°1°

915 130 99
                                    

Hayat...
Hayat ne kadar tuhaf öyle değil mi?
Bazı anlar oluyor,yaşama sevinciyle dolup taşıyorsun. Ama bazı anlar da oluyor ki, nefes dahi almak istemiyorsun.

Küçükken kimsenin dediğini umursamayan sen,büyüdükçe herkesin dediğini önemser oluyorsun. Kendin istediğin gibi bir insan değil de,diğer insanların seni sokmak istedikleri kalıplara giriyorsun farkında olmadan.

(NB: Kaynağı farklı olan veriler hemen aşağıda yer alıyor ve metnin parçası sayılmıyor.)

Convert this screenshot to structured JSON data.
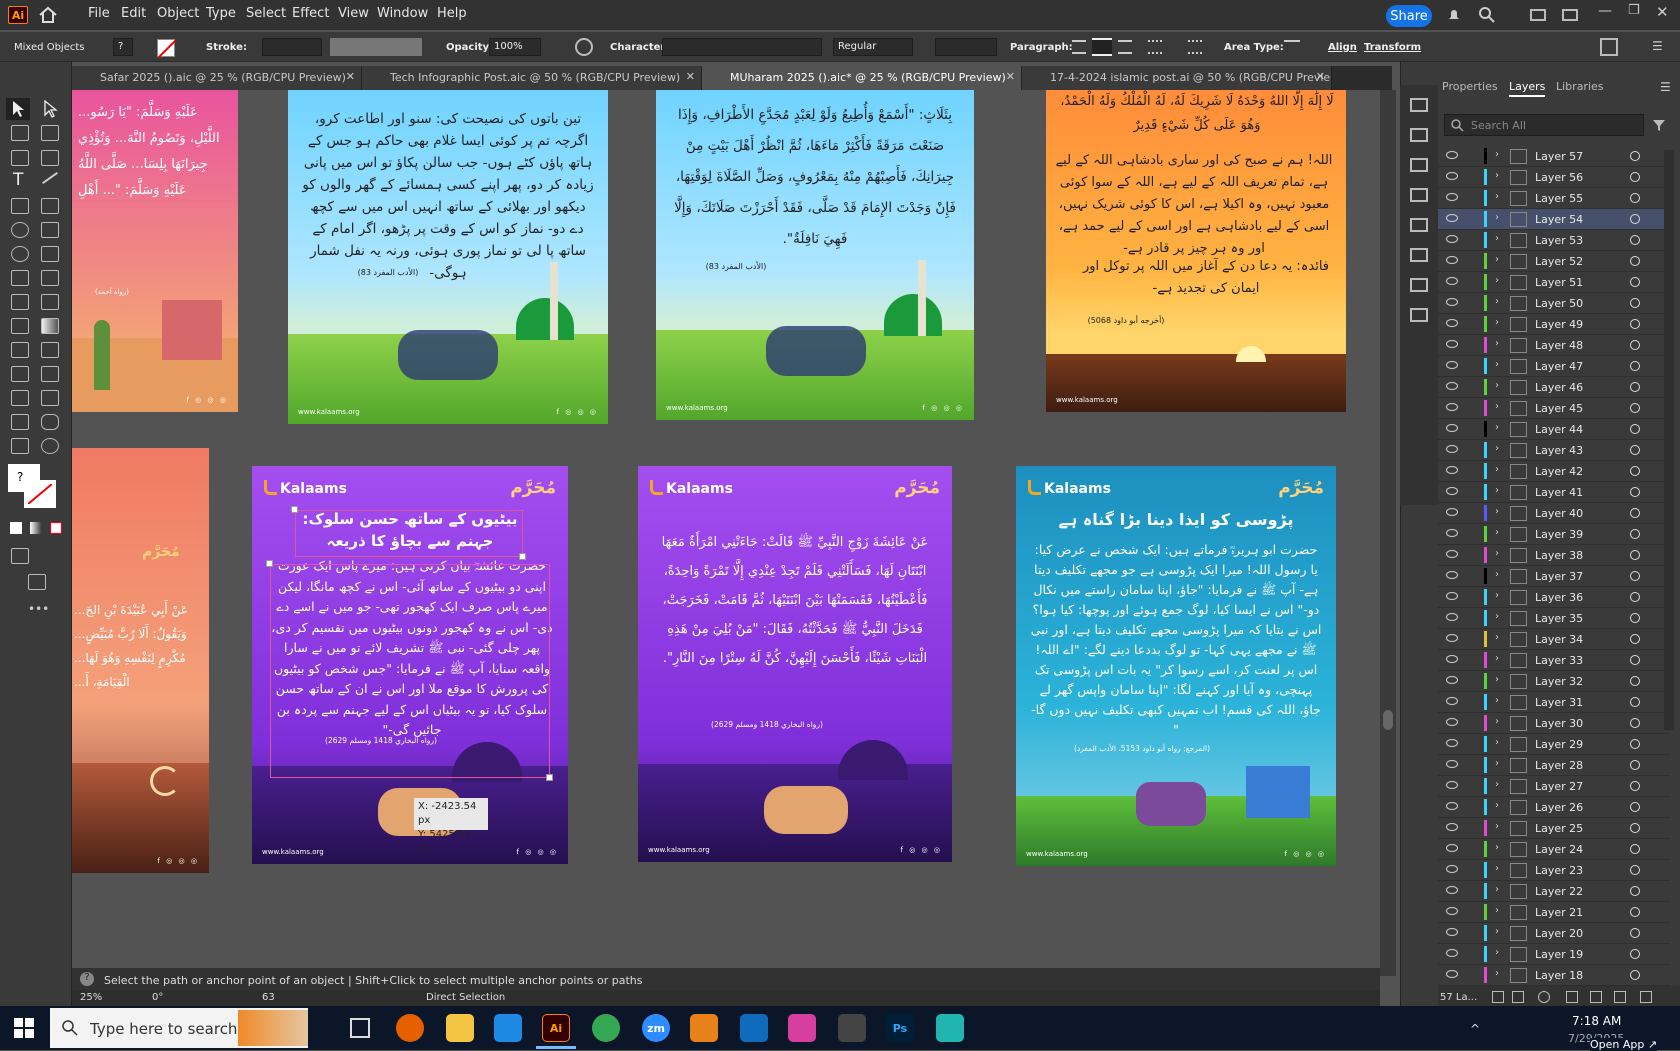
{
  "app": {
    "logo": "Ai",
    "menus": [
      "File",
      "Edit",
      "Object",
      "Type",
      "Select",
      "Effect",
      "View",
      "Window",
      "Help"
    ],
    "share": "Share"
  },
  "control": {
    "selection": "Mixed Objects",
    "stroke_label": "Stroke:",
    "opacity_label": "Opacity:",
    "opacity_value": "100%",
    "character_label": "Character:",
    "font_style": "Regular",
    "paragraph_label": "Paragraph:",
    "area_type_label": "Area Type:",
    "align": "Align",
    "transform": "Transform",
    "style_q": "?"
  },
  "tabs": [
    {
      "label": "Safar 2025 ().aic @ 25 % (RGB/CPU Preview)"
    },
    {
      "label": "Tech Infographic Post.aic @ 50 % (RGB/CPU Preview)"
    },
    {
      "label": "MUharam 2025 ().aic* @ 25 % (RGB/CPU Preview)"
    },
    {
      "label": "17-4-2024 islamic post.ai @ 50 % (RGB/CPU Preview)"
    }
  ],
  "panel": {
    "tabs": [
      "Properties",
      "Layers",
      "Libraries"
    ],
    "search_placeholder": "Search All",
    "count": "57 La..."
  },
  "layers": [
    {
      "name": "Layer 57",
      "color": "#000000"
    },
    {
      "name": "Layer 56",
      "color": "#3ad4ff"
    },
    {
      "name": "Layer 55",
      "color": "#3ad4ff"
    },
    {
      "name": "Layer 54",
      "color": "#3ad4ff"
    },
    {
      "name": "Layer 53",
      "color": "#3ad4ff"
    },
    {
      "name": "Layer 52",
      "color": "#5ad63a"
    },
    {
      "name": "Layer 51",
      "color": "#5ad63a"
    },
    {
      "name": "Layer 50",
      "color": "#5ad63a"
    },
    {
      "name": "Layer 49",
      "color": "#5ad63a"
    },
    {
      "name": "Layer 48",
      "color": "#e04ad6"
    },
    {
      "name": "Layer 47",
      "color": "#3ad4ff"
    },
    {
      "name": "Layer 46",
      "color": "#5ad63a"
    },
    {
      "name": "Layer 45",
      "color": "#e04ad6"
    },
    {
      "name": "Layer 44",
      "color": "#000000"
    },
    {
      "name": "Layer 43",
      "color": "#3ad4ff"
    },
    {
      "name": "Layer 42",
      "color": "#3ad4ff"
    },
    {
      "name": "Layer 41",
      "color": "#3ad4ff"
    },
    {
      "name": "Layer 40",
      "color": "#5a5aff"
    },
    {
      "name": "Layer 39",
      "color": "#5ad63a"
    },
    {
      "name": "Layer 38",
      "color": "#e04ad6"
    },
    {
      "name": "Layer 37",
      "color": "#000000"
    },
    {
      "name": "Layer 36",
      "color": "#3ad4ff"
    },
    {
      "name": "Layer 35",
      "color": "#3ad4ff"
    },
    {
      "name": "Layer 34",
      "color": "#e0c23a"
    },
    {
      "name": "Layer 33",
      "color": "#e04ad6"
    },
    {
      "name": "Layer 32",
      "color": "#5ad63a"
    },
    {
      "name": "Layer 31",
      "color": "#3ad4ff"
    },
    {
      "name": "Layer 30",
      "color": "#e04ad6"
    },
    {
      "name": "Layer 29",
      "color": "#3ad4ff"
    },
    {
      "name": "Layer 28",
      "color": "#3ad4ff"
    },
    {
      "name": "Layer 27",
      "color": "#3ad4ff"
    },
    {
      "name": "Layer 26",
      "color": "#3ad4ff"
    },
    {
      "name": "Layer 25",
      "color": "#e04ad6"
    },
    {
      "name": "Layer 24",
      "color": "#5ad63a"
    },
    {
      "name": "Layer 23",
      "color": "#3ad4ff"
    },
    {
      "name": "Layer 22",
      "color": "#3ad4ff"
    },
    {
      "name": "Layer 21",
      "color": "#5ad63a"
    },
    {
      "name": "Layer 20",
      "color": "#3ad4ff"
    },
    {
      "name": "Layer 19",
      "color": "#3ad4ff"
    },
    {
      "name": "Layer 18",
      "color": "#e04ad6"
    }
  ],
  "selected_layer": "Layer 54",
  "canvas": {
    "a1": {
      "hadith": "تین باتوں کی نصیحت کی: سنو اور اطاعت کرو، اگرچہ تم پر کوئی ایسا غلام بھی حاکم ہو جس کے ہاتھ پاؤں کٹے ہوں- جب سالن پکاؤ تو اس میں پانی زیادہ کر دو، پھر اپنے کسی ہمسائے کے گھر والوں کو دیکھو اور بھلائی کے ساتھ انہیں اس میں سے کچھ دے دو- نماز کو اس کے وقت پر پڑھو، اگر امام کے ساتھ پا لی تو نماز پوری ہوئی، ورنہ یہ نفل شمار ہوگی-",
      "ref": "(الأدب المفرد 83)",
      "url": "www.kalaams.org",
      "soc": "f ◎ ◎ ◎"
    },
    "a2": {
      "arabic": "بِثَلَاثٍ: \"أَسْمَعْ وَأُطِيعُ وَلَوْ لِعَبْدٍ مُجَدَّعِ الأَطْرَافِ، وَإِذَا صَنَعْتَ مَرَقَةً فَأَكْثِرْ مَاءَهَا، ثُمَّ انْظُرْ أَهْلَ بَيْتٍ مِنْ جِيرَانِكَ، فَأَصِبْهُمْ مِنْهُ بِمَعْرُوفٍ، وَصَلِّ الصَّلَاةَ لِوَقْتِهَا، فَإِنْ وَجَدْتَ الإِمَامَ قَدْ صَلَّى، فَقَدْ أَحْرَزْتَ صَلَاتَكَ، وَإِلَّا فَهِيَ نَافِلَةٌ\".",
      "ref": "(الأدب المفرد 83)",
      "url": "www.kalaams.org",
      "soc": "f ◎ ◎ ◎"
    },
    "a3": {
      "top": "لَا إِلَٰهَ إِلَّا اللهُ وَحْدَهُ لَا شَرِيكَ لَهُ، لَهُ الْمُلْكُ وَلَهُ الْحَمْدُ، وَهُوَ عَلَى كُلِّ شَيْءٍ قَدِيرٌ",
      "urdu": "اللہ! ہم نے صبح کی اور ساری بادشاہی اللہ کے لیے ہے، تمام تعریف اللہ کے لیے ہے، اللہ کے سوا کوئی معبود نہیں، وہ اکیلا ہے، اس کا کوئی شریک نہیں، اسی کے لیے بادشاہی ہے اور اسی کے لیے حمد ہے، اور وہ ہر چیز پر قادر ہے-",
      "benefit": "فائدہ: یہ دعا دن کے آغاز میں اللہ پر توکل اور ایمان کی تجدید ہے-",
      "ref": "(أخرجه أبو داود 5068)",
      "url": "www.kalaams.org"
    },
    "p1": {
      "brand": "Kalaams",
      "muharram": "مُحَرَّم",
      "title": "بیٹیوں کے ساتھ حسن سلوک: جہنم سے بچاؤ کا ذریعہ",
      "body": "حضرت عائشہؓ بیان کرتی ہیں: میرے پاس ایک عورت اپنی دو بیٹیوں کے ساتھ آئی- اس نے کچھ مانگا، لیکن میرے پاس صرف ایک کھجور تھی- جو میں نے اسے دے دی- اس نے وہ کھجور دونوں بیٹیوں میں تقسیم کر دی، پھر چلی گئی- نبی ﷺ تشریف لائے تو میں نے سارا واقعہ سنایا، آپ ﷺ نے فرمایا: \"جس شخص کو بیٹیوں کی پرورش کا موقع ملا اور اس نے ان کے ساتھ حسن سلوک کیا، تو یہ بیٹیاں اس کے لیے جہنم سے پردہ بن جائیں گی-\"",
      "ref": "(رواه البخاري 1418 ومسلم 2629)",
      "url": "www.kalaams.org",
      "soc": "f ◎ ◎ ◎"
    },
    "p2": {
      "brand": "Kalaams",
      "muharram": "مُحَرَّم",
      "arabic": "عَنْ عَائِشَةَ زَوْجِ النَّبِيِّ ﷺ قَالَتْ: جَاءَتْنِي امْرَأَةٌ مَعَهَا ابْنَتَانِ لَهَا، فَسَأَلَتْنِي فَلَمْ تَجِدْ عِنْدِي إِلَّا تَمْرَةً وَاحِدَةً، فَأَعْطَيْتُهَا، فَقَسَمَتْهَا بَيْنَ ابْنَتَيْهَا، ثُمَّ قَامَتْ، فَخَرَجَتْ، فَدَخَلَ النَّبِيُّ ﷺ فَحَدَّثْتُهُ، فَقَالَ: \"مَنْ بُلِيَ مِنْ هَذِهِ الْبَنَاتِ شَيْئًا، فَأَحْسَنَ إِلَيْهِنَّ، كُنَّ لَهُ سِتْرًا مِنَ النَّارِ\".",
      "ref": "(رواه البخاري 1418 ومسلم 2629)",
      "url": "www.kalaams.org",
      "soc": "f ◎ ◎ ◎"
    },
    "p3": {
      "brand": "Kalaams",
      "muharram": "مُحَرَّم",
      "title": "پڑوسی کو ایذا دینا بڑا گناہ ہے",
      "body": "حضرت ابو ہریرہؓ فرماتے ہیں: ایک شخص نے عرض کیا: یا رسول اللہ! میرا ایک پڑوسی ہے جو مجھے تکلیف دیتا ہے- آپ ﷺ نے فرمایا: \"جاؤ، اپنا سامان راستے میں نکال دو-\" اس نے ایسا کیا، لوگ جمع ہوئے اور پوچھا: کیا ہوا؟ اس نے بتایا کہ میرا پڑوسی مجھے تکلیف دیتا ہے، اور نبی ﷺ نے مجھے یہی کہا- تو لوگ بددعا دینے لگے: \"اے اللہ! اس پر لعنت کر، اسے رسوا کر\" یہ بات اس پڑوسی تک پہنچی، وہ آیا اور کہنے لگا: \"اپنا سامان واپس گھر لے جاؤ، اللہ کی قسم! اب تمہیں کبھی تکلیف نہیں دوں گا-\"",
      "ref": "(المرجع: رواه أبو داود 5153، الأدب المفرد)",
      "url": "www.kalaams.org",
      "soc": "f ◎ ◎ ◎"
    },
    "left_top": {
      "arabic": "عَلَيْهِ وَسَلَّمَ: \"يَا رَسُو... اللَّيْلِ، وَتَصُومُ النَّهَ... وَتُؤْذِي جِيرَانَهَا بِلِسَا... صَلَّى اللَّهُ عَلَيْهِ وَسَلَّمَ: \"... أَهْلِ",
      "ref": "(رواه أحمد)",
      "soc": "f ◎ ◎ ◎"
    },
    "left_bot": {
      "muharram": "مُحَرَّم",
      "arabic": "عَنْ أَبِي عُبَيْدَةَ بْنِ الجَ... وَيَقُولُ: أَلَا رُبَّ مُبَيِّضٍ... مُكْرِمٍ لِنَفْسِهِ وَهُوَ لَهَا... الْقِيَامَةِ، أَ...",
      "soc": "f ◎ ◎ ◎"
    }
  },
  "tooltip": {
    "x": "X: -2423.54 px",
    "y": "Y: 5425.55 px"
  },
  "status": {
    "hint": "Select the path or anchor point of an object  |  Shift+Click to select multiple anchor points or paths",
    "zoom": "25%",
    "angle": "0°",
    "artboard": "63",
    "tool": "Direct Selection"
  },
  "taskbar": {
    "search": "Type here to search",
    "time": "7:18 AM",
    "date": "7/29/2025",
    "open_app": "Open App ↗"
  }
}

Kendini diğerlerine beğendirme çabalarına giriyorsun sürekli,her şeyini kısıtlıyorsun ya da kısıtlıyorlar.
Sürekli bir şeyler deniyorsun.
"Senden hiçbir şey olmaz!" laflarını duydukça iyice içine kapanıyorsun.
Dünyaya dahi sığamayan sen küçücük odanın içinde sıkışıp kalıyorsun.

İnsanlardan tiksiniyorsun,iyice yalnızlığa gömülüyorsun. Kalabalıklar içinde bile kendini yalnız hissediyorsun. Kalbinin kapılarını kimseye açamıyorsun,içini kimseye dökemiyorsun. Daha doğrusu dökmek istemiyorsun. Çünkü döktüklerini toplamak yine sana kalacak biliyorsun.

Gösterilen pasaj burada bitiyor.